In: Economics
Constantin Brancusi’s sculpture Bird in Space is on exhibit at MoMA, and four thieves contemplate a heist. It’s risky for them to communicate, and each thief has to decide independently whether to participate in the heist (strategy P) or not (strategy N). Due to MoMA’s elaborate security system, thieves need to work in pairs to succeed: the heist is successful only if exactly two or all four thieves participate. If the heist is successful, each of the four thieves gets a benefit of 2 (even those who don’t participate in the heist). Every thief who participates in the heist bears a cost of 1 (regardless of whether the heist succeeds or fails). A thief who doesn’t participate in the heist has cost 0. Therefore, the payoff of a thief who chooses P is 1 if the heist succeeds, and is -1 if the heist fails, while the payoff of a thief who chooses N is 2 if the heist succeeds, and is 0 if the heist fails.

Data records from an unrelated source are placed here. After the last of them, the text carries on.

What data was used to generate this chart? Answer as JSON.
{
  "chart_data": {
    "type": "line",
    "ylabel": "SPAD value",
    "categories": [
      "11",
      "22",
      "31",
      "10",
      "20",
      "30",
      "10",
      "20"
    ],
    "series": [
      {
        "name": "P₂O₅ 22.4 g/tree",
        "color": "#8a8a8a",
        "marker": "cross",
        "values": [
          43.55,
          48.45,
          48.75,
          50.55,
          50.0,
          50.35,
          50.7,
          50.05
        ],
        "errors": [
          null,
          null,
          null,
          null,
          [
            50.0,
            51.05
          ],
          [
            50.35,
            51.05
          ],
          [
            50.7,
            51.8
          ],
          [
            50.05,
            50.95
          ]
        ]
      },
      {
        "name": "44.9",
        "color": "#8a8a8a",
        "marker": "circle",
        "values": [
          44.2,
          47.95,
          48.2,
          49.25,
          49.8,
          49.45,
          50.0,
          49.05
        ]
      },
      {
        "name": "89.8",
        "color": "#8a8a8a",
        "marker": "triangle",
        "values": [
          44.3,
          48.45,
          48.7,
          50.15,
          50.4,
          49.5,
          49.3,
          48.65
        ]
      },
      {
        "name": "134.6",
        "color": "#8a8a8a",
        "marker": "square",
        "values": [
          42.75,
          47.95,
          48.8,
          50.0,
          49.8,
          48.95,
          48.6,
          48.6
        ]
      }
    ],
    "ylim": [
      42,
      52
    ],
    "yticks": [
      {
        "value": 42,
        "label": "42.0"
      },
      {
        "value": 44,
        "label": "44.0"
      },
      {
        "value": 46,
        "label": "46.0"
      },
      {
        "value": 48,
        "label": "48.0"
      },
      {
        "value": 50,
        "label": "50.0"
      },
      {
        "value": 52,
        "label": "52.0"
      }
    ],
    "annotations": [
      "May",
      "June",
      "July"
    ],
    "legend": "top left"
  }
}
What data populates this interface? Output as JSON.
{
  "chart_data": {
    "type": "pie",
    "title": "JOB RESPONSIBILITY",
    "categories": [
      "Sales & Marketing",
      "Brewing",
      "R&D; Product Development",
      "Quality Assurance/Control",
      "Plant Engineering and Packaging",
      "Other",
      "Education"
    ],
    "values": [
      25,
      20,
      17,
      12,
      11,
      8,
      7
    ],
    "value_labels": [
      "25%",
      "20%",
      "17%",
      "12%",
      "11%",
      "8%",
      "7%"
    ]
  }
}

(a) How many pure strategy profiles does this game have?
(b) What’s the best response of a thief to every possible combination of strategies for the other three thieves?
(c) Find all the pure-strategy Nash equilibria of this game. What’s the number of purestrategy Nash equilibria in the game?
(d) [Extra Credit] Compute a symmetric mixed-strategy Nash equilibrium in this game in which every thief participates in the heist with the same probability p ∈ (0, 1).